Reports of FBI’s use of informants going awry continue to surface: There was the 2010 high profile case of the Portland teenager (dubbed the “Christmas Tree Bomber”) whose surveillance of local FBI is now being called into question by critics across the country because illegal entrapment may have been employed. There was the 2009 shooting death during an FBI raid of 53 year-old Imam Luqman Ameen Abdullah, a leader of a Sunni Islam group in Detroit. According to reports, agents were attempting to arrest Abdullah for conspiracy to sell stolen goods but after refusing to surrender to police, Abdullah was shot in his Dearborn Warehouse. The autopsy later showed that he had been shot 20 times, calling into question the use of force in the shooting. Muslim Advocates, together with the NAACP, recently wrote a letter to the Attorney General Eric Holder expressing concern over the killing.
And in a story that sounds like a spy-thriller a 46 year-old Los Angeles fitness instructor—and convicted conman—Craig Monteilh was hired by the FBI to infiltrate the Islamic Center of Irvine. When the local chapter of the Council on American-Islamic Relations (CAIR), alarmed by his talk of jihad and plans for a terrorist attack, reported him to Irvine police, the FBI quickly turned on Monteilh.

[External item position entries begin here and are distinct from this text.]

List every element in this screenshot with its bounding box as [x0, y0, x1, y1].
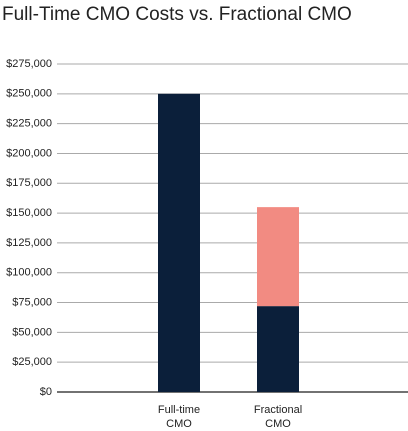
- y-tick-label: $0: [40, 386, 52, 398]
- y-tick-label: $125,000: [6, 237, 52, 249]
- y-tick-label: $250,000: [6, 88, 52, 100]
- chart-title: Full-Time CMO Costs vs. Fractional CMO: [2, 4, 352, 25]
- y-tick-label: $150,000: [6, 207, 52, 219]
- y-tick-label: $75,000: [12, 296, 52, 308]
- bar-segment: [257, 207, 299, 307]
- y-tick-label: $175,000: [6, 177, 52, 189]
- bar-segment: [257, 306, 299, 392]
- y-tick-label: $200,000: [6, 147, 52, 159]
- y-tick-label: $25,000: [12, 356, 52, 368]
- bar-segment: [158, 93, 200, 393]
- y-tick-label: $225,000: [6, 118, 52, 130]
- y-tick-label: $50,000: [12, 326, 52, 338]
- y-tick-label: $100,000: [6, 267, 52, 279]
- y-tick-label: $275,000: [6, 58, 52, 70]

“This had a chilling effect on the Muslim community,” says Maznavi. “The FBI sent in someone with a criminal background to incite individuals in a place of worship. As a result people didn’t want to come to the mosque and pray.”

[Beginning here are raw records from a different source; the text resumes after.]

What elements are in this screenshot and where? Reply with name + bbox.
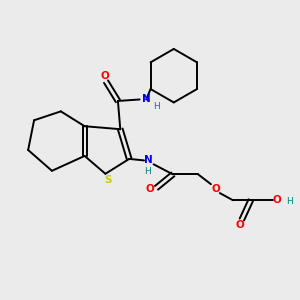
Text: H: H <box>153 101 160 110</box>
Text: O: O <box>100 71 109 81</box>
Text: H: H <box>145 167 151 176</box>
Text: S: S <box>104 175 112 185</box>
Text: O: O <box>236 220 245 230</box>
Text: O: O <box>146 184 154 194</box>
Text: H: H <box>286 196 293 206</box>
Text: N: N <box>144 155 153 165</box>
Text: N: N <box>142 94 151 104</box>
Text: O: O <box>212 184 220 194</box>
Text: O: O <box>272 195 281 205</box>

Dr. Amir Hussain, professor of Theological Studies at Loyola Marymount University in Los Angeles agrees and says that the problem with moles and infiltration is that it creates a level of distrust between the police and the community. “The first line of defense for homegrown terrorists is the Muslim community.” Hussain adds, “It’s the Muslims who can see and report criminal behavior in these communities.”
So is the COINTELPRO of the 60s a fair comparison? Maznavi insists yes, adding that many of the protections that were put in place after the 1960s surveillance abuses have been eroded since 9/11, specifically since the 2001 Patriot Act. Among other things, the 2001 law allows for law enforcement to search telephone, e-mail communications, medical, financial, and other records without probable cause. Says Maznavi, “It’s actually worse now because the government can monitor groups without evidence of wrong-doing.”